The challenge is that we like to form conclusions too quickly and expect that the correlations we have identified will hold true if we repeat. However, this is not always true and quickly we can find ourselves getting different results when doing the same thing. We must probe first and then sense.
The practices and results emerge from the data. We have emergent practices.
An example of a complex system is a frog! No one can take apart a frog and put it back together again and expect it to be the same. Complex systems have behaviours that arise or emerge from the system, making the system more than the sum of its parts.
A complex adaptive system is a “complex macroscopic collection” of relatively “similar and partially connected micro-structures” formed in order to adapt to the changing environment and increase its survivability as a macro-structure.
- From Wikipedia
They are complex in that they are dynamic networks of interactions, and their relationships are not aggregations of the individual static entities. They are adaptive in that the individual and collective behaviour mutate and self-organize corresponding to the change-initiating micro-event or collection of events.

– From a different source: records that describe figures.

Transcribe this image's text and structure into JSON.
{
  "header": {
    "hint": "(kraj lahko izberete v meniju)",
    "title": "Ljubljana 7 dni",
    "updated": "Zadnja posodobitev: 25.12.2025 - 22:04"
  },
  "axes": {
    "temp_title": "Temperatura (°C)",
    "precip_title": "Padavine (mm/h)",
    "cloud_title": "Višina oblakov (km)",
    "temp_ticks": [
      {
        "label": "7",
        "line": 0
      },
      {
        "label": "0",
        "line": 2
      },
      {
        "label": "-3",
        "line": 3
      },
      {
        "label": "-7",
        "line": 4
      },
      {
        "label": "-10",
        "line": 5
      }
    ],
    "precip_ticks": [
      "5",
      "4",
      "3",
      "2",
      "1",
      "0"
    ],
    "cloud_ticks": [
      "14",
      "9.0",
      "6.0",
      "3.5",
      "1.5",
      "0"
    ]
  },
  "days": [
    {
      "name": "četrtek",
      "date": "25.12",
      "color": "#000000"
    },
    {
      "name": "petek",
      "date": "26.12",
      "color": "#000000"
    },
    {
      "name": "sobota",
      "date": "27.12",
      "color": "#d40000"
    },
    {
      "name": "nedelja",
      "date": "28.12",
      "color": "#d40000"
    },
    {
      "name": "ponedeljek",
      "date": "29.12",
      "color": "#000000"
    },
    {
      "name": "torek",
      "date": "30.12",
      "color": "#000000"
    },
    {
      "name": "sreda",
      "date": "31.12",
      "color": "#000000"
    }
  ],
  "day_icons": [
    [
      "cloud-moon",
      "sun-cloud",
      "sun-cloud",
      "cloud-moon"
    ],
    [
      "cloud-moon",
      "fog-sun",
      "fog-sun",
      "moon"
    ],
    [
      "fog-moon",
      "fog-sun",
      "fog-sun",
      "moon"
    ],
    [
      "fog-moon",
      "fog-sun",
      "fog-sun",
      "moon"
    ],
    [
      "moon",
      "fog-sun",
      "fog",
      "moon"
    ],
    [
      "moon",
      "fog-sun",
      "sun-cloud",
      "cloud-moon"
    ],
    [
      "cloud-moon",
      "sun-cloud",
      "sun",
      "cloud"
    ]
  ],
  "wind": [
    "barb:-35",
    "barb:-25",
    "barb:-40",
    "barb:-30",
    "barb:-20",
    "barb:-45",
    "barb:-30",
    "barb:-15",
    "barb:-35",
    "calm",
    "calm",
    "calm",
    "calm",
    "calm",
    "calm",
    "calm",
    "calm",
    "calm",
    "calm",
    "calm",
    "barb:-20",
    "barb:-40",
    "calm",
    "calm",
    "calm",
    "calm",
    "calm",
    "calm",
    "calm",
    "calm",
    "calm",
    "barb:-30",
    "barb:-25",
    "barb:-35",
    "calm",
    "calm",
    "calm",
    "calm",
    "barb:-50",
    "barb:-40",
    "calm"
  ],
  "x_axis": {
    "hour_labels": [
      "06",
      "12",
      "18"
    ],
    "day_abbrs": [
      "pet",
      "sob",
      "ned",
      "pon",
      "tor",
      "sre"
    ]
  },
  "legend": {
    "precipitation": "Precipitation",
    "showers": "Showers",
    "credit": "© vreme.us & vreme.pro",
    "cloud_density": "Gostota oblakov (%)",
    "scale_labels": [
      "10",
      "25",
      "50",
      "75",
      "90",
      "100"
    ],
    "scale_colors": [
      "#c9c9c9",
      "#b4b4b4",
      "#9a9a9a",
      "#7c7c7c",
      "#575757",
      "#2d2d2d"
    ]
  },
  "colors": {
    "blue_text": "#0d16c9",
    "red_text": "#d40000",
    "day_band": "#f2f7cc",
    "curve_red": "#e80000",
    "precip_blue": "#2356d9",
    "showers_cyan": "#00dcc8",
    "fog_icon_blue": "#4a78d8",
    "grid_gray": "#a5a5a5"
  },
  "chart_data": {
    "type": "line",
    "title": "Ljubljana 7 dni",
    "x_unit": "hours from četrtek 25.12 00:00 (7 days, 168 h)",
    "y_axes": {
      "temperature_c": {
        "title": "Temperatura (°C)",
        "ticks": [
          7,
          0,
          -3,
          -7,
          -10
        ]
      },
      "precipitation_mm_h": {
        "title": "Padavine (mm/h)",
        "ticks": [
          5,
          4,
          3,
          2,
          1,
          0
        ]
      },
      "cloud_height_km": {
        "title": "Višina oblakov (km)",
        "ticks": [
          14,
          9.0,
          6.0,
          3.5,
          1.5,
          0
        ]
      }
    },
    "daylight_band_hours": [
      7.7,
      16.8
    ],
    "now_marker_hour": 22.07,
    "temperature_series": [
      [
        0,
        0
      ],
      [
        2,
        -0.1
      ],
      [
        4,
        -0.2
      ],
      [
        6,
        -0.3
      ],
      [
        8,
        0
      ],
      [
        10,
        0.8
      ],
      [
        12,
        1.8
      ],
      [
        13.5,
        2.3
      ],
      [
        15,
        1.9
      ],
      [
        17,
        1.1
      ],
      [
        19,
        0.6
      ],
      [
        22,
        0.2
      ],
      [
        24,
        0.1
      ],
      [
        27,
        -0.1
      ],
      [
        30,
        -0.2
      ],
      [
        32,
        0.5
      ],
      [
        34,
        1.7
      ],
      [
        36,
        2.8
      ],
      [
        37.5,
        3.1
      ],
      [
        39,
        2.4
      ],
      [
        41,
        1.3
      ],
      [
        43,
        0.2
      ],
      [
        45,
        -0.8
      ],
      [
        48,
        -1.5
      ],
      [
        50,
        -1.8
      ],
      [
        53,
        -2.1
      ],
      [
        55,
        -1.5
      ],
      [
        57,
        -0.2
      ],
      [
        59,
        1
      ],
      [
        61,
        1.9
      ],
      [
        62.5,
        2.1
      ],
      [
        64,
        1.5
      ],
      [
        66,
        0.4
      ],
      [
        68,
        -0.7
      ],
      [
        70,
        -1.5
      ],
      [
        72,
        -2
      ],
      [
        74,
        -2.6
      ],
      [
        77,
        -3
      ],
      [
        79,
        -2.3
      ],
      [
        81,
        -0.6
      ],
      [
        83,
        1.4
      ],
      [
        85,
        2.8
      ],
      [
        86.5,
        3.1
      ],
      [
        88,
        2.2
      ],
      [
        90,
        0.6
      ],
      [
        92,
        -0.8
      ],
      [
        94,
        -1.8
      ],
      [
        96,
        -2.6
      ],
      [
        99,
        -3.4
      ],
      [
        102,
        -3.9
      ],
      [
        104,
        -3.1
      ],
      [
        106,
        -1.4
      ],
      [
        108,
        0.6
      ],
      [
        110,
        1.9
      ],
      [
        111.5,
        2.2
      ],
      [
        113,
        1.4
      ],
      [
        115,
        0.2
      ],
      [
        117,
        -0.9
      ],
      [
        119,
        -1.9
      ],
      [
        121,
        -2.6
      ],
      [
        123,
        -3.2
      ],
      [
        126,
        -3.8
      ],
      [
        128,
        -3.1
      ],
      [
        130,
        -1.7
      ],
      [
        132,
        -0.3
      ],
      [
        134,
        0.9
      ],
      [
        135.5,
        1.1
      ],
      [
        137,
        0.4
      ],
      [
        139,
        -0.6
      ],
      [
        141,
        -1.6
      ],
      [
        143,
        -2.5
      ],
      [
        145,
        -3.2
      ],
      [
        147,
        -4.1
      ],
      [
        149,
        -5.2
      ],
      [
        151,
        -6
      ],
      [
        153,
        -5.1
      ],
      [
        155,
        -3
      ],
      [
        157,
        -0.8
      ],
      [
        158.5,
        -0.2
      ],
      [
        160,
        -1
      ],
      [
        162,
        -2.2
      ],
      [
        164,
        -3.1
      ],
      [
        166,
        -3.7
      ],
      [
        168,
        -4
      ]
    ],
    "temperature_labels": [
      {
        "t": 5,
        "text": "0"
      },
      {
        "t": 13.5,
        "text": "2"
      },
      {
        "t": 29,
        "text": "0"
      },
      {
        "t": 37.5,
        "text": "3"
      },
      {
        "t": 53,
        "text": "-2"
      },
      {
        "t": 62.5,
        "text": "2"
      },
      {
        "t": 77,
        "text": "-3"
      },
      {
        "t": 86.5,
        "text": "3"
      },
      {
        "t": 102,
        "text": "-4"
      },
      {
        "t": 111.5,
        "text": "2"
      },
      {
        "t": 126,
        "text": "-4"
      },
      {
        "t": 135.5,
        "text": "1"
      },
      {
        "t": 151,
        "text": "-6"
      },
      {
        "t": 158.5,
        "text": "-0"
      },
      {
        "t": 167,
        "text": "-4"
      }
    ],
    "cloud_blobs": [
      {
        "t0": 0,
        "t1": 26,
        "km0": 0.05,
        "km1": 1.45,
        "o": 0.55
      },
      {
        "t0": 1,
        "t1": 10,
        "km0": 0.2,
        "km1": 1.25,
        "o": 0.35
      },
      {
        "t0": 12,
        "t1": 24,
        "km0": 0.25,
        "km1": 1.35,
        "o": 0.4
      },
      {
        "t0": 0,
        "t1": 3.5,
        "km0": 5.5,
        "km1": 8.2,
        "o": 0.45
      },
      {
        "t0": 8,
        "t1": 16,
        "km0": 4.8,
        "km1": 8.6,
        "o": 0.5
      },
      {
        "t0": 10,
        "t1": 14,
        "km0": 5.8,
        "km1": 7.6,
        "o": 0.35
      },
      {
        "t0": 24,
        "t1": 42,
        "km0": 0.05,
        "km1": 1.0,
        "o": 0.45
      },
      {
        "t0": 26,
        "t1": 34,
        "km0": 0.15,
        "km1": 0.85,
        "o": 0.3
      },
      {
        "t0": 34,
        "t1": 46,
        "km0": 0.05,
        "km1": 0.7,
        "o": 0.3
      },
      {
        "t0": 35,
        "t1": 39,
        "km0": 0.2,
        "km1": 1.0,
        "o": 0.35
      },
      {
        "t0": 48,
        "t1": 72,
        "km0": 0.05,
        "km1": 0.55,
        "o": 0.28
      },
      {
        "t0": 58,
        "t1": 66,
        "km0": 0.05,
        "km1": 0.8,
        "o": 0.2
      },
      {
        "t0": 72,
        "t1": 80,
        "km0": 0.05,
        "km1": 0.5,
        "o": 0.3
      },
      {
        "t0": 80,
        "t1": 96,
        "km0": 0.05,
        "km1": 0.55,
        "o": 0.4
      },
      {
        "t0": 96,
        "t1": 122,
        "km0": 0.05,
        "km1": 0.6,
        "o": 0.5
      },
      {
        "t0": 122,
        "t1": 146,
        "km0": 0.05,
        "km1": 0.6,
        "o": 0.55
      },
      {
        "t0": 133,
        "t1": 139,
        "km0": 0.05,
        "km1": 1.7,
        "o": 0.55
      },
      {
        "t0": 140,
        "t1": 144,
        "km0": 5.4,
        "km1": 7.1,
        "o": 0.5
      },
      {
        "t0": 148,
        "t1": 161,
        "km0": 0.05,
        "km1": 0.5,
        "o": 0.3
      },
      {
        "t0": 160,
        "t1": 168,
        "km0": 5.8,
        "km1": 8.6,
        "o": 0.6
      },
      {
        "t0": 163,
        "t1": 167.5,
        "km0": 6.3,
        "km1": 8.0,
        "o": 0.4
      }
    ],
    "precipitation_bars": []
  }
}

Although this sounds (at least to me) to be very technical an unrelated, if we swap this around a bit, we can see how it is relevant to product development:
A complex adaptive system is a community of relatively “similar and partially connected people” formed in order to adapt the business model to the changing environment and increase its survivability as a viable product.
Product success is complex in that it is reliant on a dynamic networks of interactions, and their relationships are not aggregations of the individual features and decisions. Customer behaviour is adaptive in that the individual and collective behaviour mutate and self-organize corresponding to product releases, market events or collection of other events.
No cause and effect relationship can be found. Patterns can emerge, but they do not repeat or stay in a stable state. We cannot correlate cause and effect until we’re out of chaos (at which point we can do so with hindsight, eg: “Huh! Look at that… I skidded on black ice.”) (Thank you Liz Keogh for the example ☺)
Chaos is only ever temporary and constraints must either be formed in a constructive way, or stability will form seemingly automatically from other forces, and may or may not be beneficial. Therefore, when a system moves to a chaotic state it only stays in that state temporarily. It will stabilise into one form or another. That form may be beneficial or it may not be. To increase the chances of the outcome being beneficial, it is necessary to act first, then sense, and respond, mainly because of time criticality.
Chaos can be used to find innovation, and having an innovation team, that works in tandem with the crisis management team to provide learnings that might never have happened is recommended by the framework.
The central space is for when you do not know which of the domains that you are operating in. According to Dave Snowden (Snowden, The Cynefin Framework), when we do not know what domain we are operating in, we default to using the method that we are most familiar with.